Un léger mieux pour la rémunération des agriculteurs en 2017

En premier lieu, le rapport reprend les chiffres du réseau d’information comptable agricole (RICA) et, en particulier, ceux du Revenu Courant Avant Impôts (RCAI) par Unité de Travail Annuel Non Salarié (UTANS) pour montrer l’évolution de la rémunération des agriculteurs. Il s’agit d’une rémunération brute intégrant les cotisations sociales.

Figure 1 : Compte de résultat des exploitations agricoles

Comme le montre la figure 1, cet indicateur qui regroupe l’ensemble des agriculteurs a progressé entre 2016 et 2017 pour atteindre son niveau le plus élevé depuis 2012 avec 27.400 € en moyenne toutes exploitations confondues. Toutes les filières (sauf les légumes) bénéficient d’une augmentation de RCAI/UTANS sur 2017, grâce à une augmentation des produits et une diminution des coûts d’approvisionnement. On pourra distinguer la filière porcine dont le RCAI atteint 48.800€ par UTANS (résultat le plus élevé des filières évaluées) grâce à une conjoncture favorable sur les prix de la viande.

Plus pessimiste pour 2018

L’approche comptable présentée ci-dessus ne donne pas d’informations pour l’année 2018, en revanche, l’Observatoire propose des indicateurs d’évolution d’agrégats de prix à différentes étapes de la chaine agro-alimentaire.

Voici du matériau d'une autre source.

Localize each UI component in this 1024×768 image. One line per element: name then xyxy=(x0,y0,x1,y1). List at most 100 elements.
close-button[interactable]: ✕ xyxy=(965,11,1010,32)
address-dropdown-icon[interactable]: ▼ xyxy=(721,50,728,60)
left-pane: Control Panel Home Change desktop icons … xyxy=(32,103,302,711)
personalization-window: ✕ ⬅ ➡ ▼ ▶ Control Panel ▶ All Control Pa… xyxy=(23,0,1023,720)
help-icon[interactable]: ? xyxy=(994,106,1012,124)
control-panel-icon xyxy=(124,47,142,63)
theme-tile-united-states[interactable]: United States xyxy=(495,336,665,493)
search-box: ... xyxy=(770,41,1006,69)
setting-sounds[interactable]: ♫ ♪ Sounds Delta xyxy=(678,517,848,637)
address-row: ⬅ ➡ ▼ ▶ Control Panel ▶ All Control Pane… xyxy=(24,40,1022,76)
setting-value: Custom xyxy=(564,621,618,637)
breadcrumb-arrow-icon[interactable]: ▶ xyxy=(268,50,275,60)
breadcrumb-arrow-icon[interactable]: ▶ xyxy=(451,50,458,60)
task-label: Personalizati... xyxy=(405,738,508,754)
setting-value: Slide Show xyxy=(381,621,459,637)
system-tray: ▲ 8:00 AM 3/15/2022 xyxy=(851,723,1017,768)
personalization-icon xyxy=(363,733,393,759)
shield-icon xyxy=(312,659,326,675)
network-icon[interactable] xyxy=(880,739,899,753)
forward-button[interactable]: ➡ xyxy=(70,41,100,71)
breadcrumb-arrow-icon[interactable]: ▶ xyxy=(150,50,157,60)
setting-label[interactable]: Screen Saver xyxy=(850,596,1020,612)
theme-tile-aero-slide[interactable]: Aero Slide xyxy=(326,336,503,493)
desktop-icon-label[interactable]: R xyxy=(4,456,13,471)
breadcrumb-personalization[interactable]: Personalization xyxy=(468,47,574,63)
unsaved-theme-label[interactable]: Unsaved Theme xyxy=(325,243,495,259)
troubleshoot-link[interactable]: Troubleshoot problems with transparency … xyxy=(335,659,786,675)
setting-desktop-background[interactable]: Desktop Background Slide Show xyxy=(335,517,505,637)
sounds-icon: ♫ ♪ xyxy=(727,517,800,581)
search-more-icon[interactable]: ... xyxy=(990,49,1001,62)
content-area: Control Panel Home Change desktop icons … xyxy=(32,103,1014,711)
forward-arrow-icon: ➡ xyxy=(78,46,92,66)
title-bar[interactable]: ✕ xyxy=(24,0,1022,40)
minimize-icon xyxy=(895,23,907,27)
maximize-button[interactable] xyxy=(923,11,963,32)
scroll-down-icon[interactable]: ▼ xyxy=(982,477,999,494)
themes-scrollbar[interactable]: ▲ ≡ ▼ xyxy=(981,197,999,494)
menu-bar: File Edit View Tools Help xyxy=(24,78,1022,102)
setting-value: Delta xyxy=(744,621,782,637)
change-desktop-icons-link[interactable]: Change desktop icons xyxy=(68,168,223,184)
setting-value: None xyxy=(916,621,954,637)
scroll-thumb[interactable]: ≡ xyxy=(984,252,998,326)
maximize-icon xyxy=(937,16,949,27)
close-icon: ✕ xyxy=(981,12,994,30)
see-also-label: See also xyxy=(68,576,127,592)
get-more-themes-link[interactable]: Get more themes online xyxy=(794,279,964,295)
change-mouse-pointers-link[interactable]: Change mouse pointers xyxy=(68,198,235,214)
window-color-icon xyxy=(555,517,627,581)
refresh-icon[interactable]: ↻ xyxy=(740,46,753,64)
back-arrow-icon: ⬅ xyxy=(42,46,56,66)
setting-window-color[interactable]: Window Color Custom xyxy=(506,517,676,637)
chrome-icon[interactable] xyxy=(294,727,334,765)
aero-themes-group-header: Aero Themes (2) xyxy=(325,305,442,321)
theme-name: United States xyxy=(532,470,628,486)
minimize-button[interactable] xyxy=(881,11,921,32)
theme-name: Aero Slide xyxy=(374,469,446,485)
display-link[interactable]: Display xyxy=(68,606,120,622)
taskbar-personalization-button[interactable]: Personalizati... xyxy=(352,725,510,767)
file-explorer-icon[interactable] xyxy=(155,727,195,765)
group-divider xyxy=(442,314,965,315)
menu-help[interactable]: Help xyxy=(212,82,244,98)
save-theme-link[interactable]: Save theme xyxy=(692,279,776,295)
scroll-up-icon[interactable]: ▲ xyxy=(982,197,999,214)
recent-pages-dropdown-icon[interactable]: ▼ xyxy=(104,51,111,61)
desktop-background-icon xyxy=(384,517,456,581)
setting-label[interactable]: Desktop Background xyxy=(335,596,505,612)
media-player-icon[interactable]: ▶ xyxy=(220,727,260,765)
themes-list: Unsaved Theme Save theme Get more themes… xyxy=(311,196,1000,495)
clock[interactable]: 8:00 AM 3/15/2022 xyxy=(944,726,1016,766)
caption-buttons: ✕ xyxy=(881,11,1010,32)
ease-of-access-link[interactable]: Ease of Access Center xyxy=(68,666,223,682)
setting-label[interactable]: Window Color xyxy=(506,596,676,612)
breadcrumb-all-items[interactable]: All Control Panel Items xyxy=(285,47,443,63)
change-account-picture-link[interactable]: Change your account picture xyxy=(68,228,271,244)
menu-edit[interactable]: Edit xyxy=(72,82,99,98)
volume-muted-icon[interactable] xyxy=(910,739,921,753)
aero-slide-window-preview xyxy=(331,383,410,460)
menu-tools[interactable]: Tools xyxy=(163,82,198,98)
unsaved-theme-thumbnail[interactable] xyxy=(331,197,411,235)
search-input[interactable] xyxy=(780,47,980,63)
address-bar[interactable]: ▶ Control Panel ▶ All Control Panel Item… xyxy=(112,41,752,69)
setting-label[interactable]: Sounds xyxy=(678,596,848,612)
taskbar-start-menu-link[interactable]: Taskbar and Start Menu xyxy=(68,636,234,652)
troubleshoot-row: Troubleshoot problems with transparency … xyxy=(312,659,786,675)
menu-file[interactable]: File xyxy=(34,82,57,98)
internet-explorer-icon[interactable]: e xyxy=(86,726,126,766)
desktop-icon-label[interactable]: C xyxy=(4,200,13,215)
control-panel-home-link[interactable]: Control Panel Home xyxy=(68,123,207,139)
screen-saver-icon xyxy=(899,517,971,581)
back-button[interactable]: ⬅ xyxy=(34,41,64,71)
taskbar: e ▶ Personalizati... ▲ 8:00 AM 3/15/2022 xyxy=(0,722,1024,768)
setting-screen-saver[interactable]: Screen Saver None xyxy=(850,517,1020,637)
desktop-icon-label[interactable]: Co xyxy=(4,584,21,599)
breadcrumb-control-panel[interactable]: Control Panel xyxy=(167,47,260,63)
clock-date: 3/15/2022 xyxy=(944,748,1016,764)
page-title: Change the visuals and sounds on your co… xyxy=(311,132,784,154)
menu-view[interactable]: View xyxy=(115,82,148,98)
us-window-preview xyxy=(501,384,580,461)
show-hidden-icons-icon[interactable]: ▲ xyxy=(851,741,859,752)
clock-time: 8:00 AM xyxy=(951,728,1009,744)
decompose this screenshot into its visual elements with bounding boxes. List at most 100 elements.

Figure 2 : Evolution des prix dans l’agroalimentaire aux différents maillons de production

On peut ainsi observer que pour 2018 (figure 2), le prix des intrants (moyens de production) a augmenté significativement plus rapidement (+3.5% en un an) que les prix agricoles à la production (+2.2% en un an). Comme le précise le rapport, cela engendre un « ciseau de prix », en particulier pour les filières d’élevage, qui risque de peser négativement sur le revenu des agriculteurs en 2018.

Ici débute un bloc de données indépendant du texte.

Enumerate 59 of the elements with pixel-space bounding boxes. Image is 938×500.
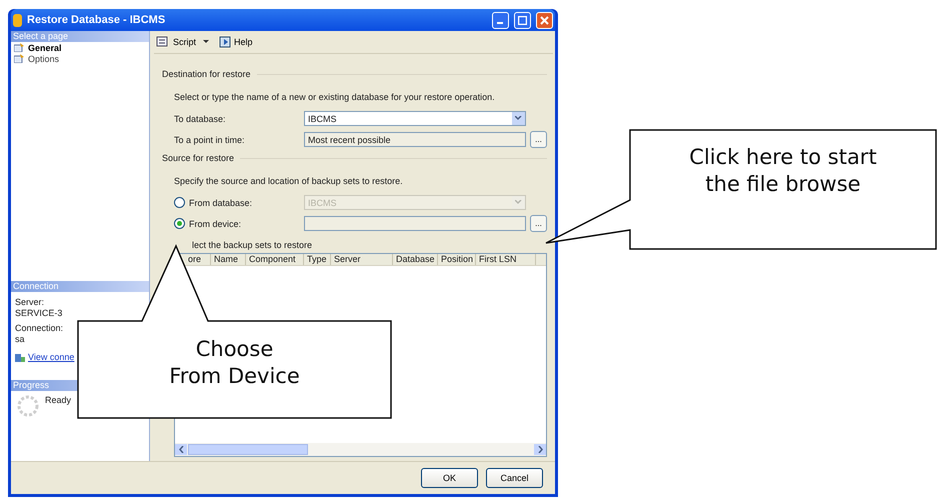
section-description: Specify the source and location of backup sets to restore. [173,175,404,188]
server-name: SERVICE-3 [14,309,64,318]
section-description: Select or type the name of a new or existing database for your restore operation. [173,91,496,104]
radio-label: From device: [189,218,242,228]
server-label: Server: [14,298,46,307]
section-header: Connection [11,281,149,292]
device-field[interactable] [304,216,526,231]
window-title: Restore Database - IBCMS [27,14,166,26]
connection-label: Connection: [14,324,64,333]
user-name: sa [14,335,26,344]
progress-status: Ready [45,395,72,407]
maximize-icon [518,16,527,24]
point-in-time-field[interactable]: Most recent possible [304,132,526,147]
scroll-right-icon[interactable] [538,446,542,453]
section-title: Destination for restore [162,69,251,79]
database-icon [13,14,22,26]
callout-text: Choose From Device [168,336,301,390]
page-item[interactable]: General [11,42,149,53]
maximize-button[interactable] [514,12,531,28]
spinner-icon [17,395,39,417]
ok-button[interactable]: OK [421,468,478,488]
radio-button[interactable] [174,197,185,208]
column-header[interactable]: Position [441,254,474,264]
script-button[interactable]: Script [154,36,212,48]
close-icon [540,16,549,24]
column-header[interactable]: Type [307,254,327,264]
radio-label: From database: [189,198,252,208]
properties-icon [15,352,25,362]
grid-caption: lect the backup sets to restore [191,240,314,250]
section-header: Select a page [11,31,149,42]
script-icon [156,36,170,48]
chevron-down-icon [515,200,522,205]
column-header[interactable]: Component [249,254,296,264]
browse-button[interactable]: ... [530,215,547,232]
chevron-down-icon [515,116,522,121]
cancel-button[interactable]: Cancel [486,468,543,488]
page-icon [14,43,25,52]
horizontal-scrollbar[interactable] [175,443,546,456]
browse-button[interactable]: ... [530,131,547,148]
help-icon [219,36,232,48]
field-label: To a point in time: [174,134,246,144]
column-header[interactable]: ore [188,254,202,264]
radio-button[interactable] [174,218,185,229]
column-header[interactable]: Name [214,254,238,264]
minimize-button[interactable] [492,12,509,28]
column-header[interactable]: First LSN [479,254,517,264]
column-header[interactable]: Database [396,254,435,264]
close-button[interactable] [536,12,553,28]
help-button[interactable]: Help [217,36,255,48]
view-connection-link[interactable]: View conne [28,352,74,362]
callout-text: Click here to start the file browse [688,144,878,198]
database-combo[interactable]: IBCMS [304,111,526,126]
page-icon [14,54,25,63]
field-label: To database: [174,114,227,124]
column-header[interactable]: Server [334,254,361,264]
section-title: Source for restore [162,153,234,163]
page-item[interactable]: Options [11,53,149,64]
scroll-left-icon[interactable] [178,446,184,453]
caret-icon [203,40,210,44]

Sur la répartition des marges, distributeurs et transformateurs se taillent la part du lion au dépend des producteurs

L’un des travaux phares conduit par l’Observatoire consiste à ventiler la valeur de différents produits de consommation courante entre les différents maillons de la production, de la transformation et de la distribution. Il s’agit donc de partir du prix moyen au détail de produits de référence afin de les décomposer en « valeur ajoutée à la matière première », équivalente à la marge brute perçue par les différents maillons de la chaine agro-alimentaire. Ces mesures ont été initiées en 2011 pour les produits laitiers et en 2013 pour les produits carnés et les produits de meunerie.

Figure 3 : Evolution de la répartition de la marge brute pour la viande de bœuf

Comme le montre le graphique ci-dessus concernant la viande de bœuf (figure 3), depuis 2013 une divergence s’opère progressivement entre l’amont et l’aval. Alors que la portion dévolue au paiement de la matière première diminue (de 53,3% en 2013 à 46,3% en 2018), celles de l’abattage-découpe (de 21,4% à 24,9%) et de la distribution (de 25,4% à 28,8%) progressent. Cet exemple est loin d’être un cas isolé, comme le montre le tableau de synthèse que nous avons construit (figure 4).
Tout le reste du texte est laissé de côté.